The Stone Raft
- First edition
- Author: José Saramago
- Original title: A Jangada de Pedra
- Language: Portuguese
- Publisher: Caminho (Portugal) Harcourt Brace (US)
- Publication date: 1986
- Publication place: Portugal
- Published in English: 1994
- Media type: Print (Hardback & Paperback)
- ISBN: 0-15-185198-0
- OCLC: 31865403
- Dewey Decimal: 869.3/42 20
- LC Class: PQ9281.A66 J313 1995

= The Stone Raft =

Novel by José Saramago

The Stone Raft (A Jangada de Pedra) is a novel by Portuguese writer José Saramago. It was written in 1986, and was translated into English by Giovanni Pontiero in 1994. The premise of the novel is that the Iberian Peninsula has broken off the European continent and is floating freely in the Atlantic Ocean; bureaucrats around the world are forced to deal with the traumatic effects, while five characters from across Portugal and Spain are drawn ever closer to one another, embarking on a journey within the peninsula as the landmass journeys itself.
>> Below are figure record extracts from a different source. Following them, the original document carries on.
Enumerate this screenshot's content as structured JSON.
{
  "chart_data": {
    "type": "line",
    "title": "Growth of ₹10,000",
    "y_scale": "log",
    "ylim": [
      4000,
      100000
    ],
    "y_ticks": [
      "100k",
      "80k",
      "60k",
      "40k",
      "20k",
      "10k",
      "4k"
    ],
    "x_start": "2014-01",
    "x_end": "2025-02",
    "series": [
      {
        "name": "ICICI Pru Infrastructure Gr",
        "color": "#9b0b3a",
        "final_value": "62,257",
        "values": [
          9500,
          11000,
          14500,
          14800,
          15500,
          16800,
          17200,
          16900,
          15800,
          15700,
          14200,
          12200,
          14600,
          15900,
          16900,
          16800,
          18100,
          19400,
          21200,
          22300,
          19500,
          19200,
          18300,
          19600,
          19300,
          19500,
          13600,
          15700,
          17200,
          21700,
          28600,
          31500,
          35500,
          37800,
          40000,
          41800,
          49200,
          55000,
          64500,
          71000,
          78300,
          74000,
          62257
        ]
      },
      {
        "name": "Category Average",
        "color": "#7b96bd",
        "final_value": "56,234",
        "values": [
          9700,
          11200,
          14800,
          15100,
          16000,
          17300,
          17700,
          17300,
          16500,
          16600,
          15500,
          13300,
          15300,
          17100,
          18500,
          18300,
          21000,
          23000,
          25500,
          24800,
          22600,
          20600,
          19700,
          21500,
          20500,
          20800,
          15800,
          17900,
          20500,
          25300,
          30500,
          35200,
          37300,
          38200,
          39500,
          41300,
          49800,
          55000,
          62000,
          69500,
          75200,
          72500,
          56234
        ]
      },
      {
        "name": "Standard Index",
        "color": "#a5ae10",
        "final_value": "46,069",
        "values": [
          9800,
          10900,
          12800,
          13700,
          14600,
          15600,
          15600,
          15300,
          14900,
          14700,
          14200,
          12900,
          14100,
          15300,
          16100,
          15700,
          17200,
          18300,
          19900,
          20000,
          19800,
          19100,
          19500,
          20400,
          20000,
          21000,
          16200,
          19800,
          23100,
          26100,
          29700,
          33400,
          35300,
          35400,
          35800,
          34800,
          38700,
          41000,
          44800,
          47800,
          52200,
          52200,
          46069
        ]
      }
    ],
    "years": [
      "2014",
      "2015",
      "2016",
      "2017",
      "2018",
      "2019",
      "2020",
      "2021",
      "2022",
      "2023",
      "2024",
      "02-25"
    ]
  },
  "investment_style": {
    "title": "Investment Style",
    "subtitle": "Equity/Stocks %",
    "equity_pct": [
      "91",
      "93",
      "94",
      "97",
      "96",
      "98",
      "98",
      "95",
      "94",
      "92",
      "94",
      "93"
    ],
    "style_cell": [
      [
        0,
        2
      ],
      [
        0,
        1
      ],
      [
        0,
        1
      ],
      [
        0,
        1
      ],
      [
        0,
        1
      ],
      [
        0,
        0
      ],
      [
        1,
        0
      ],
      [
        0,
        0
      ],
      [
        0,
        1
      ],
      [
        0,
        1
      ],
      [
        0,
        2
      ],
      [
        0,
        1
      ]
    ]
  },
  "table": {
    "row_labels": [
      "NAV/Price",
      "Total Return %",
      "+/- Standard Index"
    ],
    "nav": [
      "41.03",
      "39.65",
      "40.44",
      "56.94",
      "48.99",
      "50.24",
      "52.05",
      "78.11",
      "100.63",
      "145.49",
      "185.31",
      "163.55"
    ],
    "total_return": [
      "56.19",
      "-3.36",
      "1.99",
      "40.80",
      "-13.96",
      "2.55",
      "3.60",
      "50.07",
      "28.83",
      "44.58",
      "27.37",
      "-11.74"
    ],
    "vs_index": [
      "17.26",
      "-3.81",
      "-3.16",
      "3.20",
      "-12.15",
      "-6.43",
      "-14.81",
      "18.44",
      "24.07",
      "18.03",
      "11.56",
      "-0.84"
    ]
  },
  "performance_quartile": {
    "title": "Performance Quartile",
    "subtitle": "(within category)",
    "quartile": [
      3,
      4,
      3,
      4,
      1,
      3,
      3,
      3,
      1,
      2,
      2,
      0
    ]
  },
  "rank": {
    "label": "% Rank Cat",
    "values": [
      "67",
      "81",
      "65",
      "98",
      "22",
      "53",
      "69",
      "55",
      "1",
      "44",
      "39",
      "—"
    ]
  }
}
A Spanish-language film version titled La balsa de piedra was released in 2002. A Dutch, Spanish and Portuguese co-production, it was directed by Dutch director George Sluizer.

In 2021 it came to light that many lyrics of singer-songwriter Noel Gallagher of Oasis bear a strong resemblance to various lines from the novel, leading fans to believe that the book may have served as a device of lyrical inspiration throughout his songwriting career, in particular in the 1996 song "Underneath the Sky".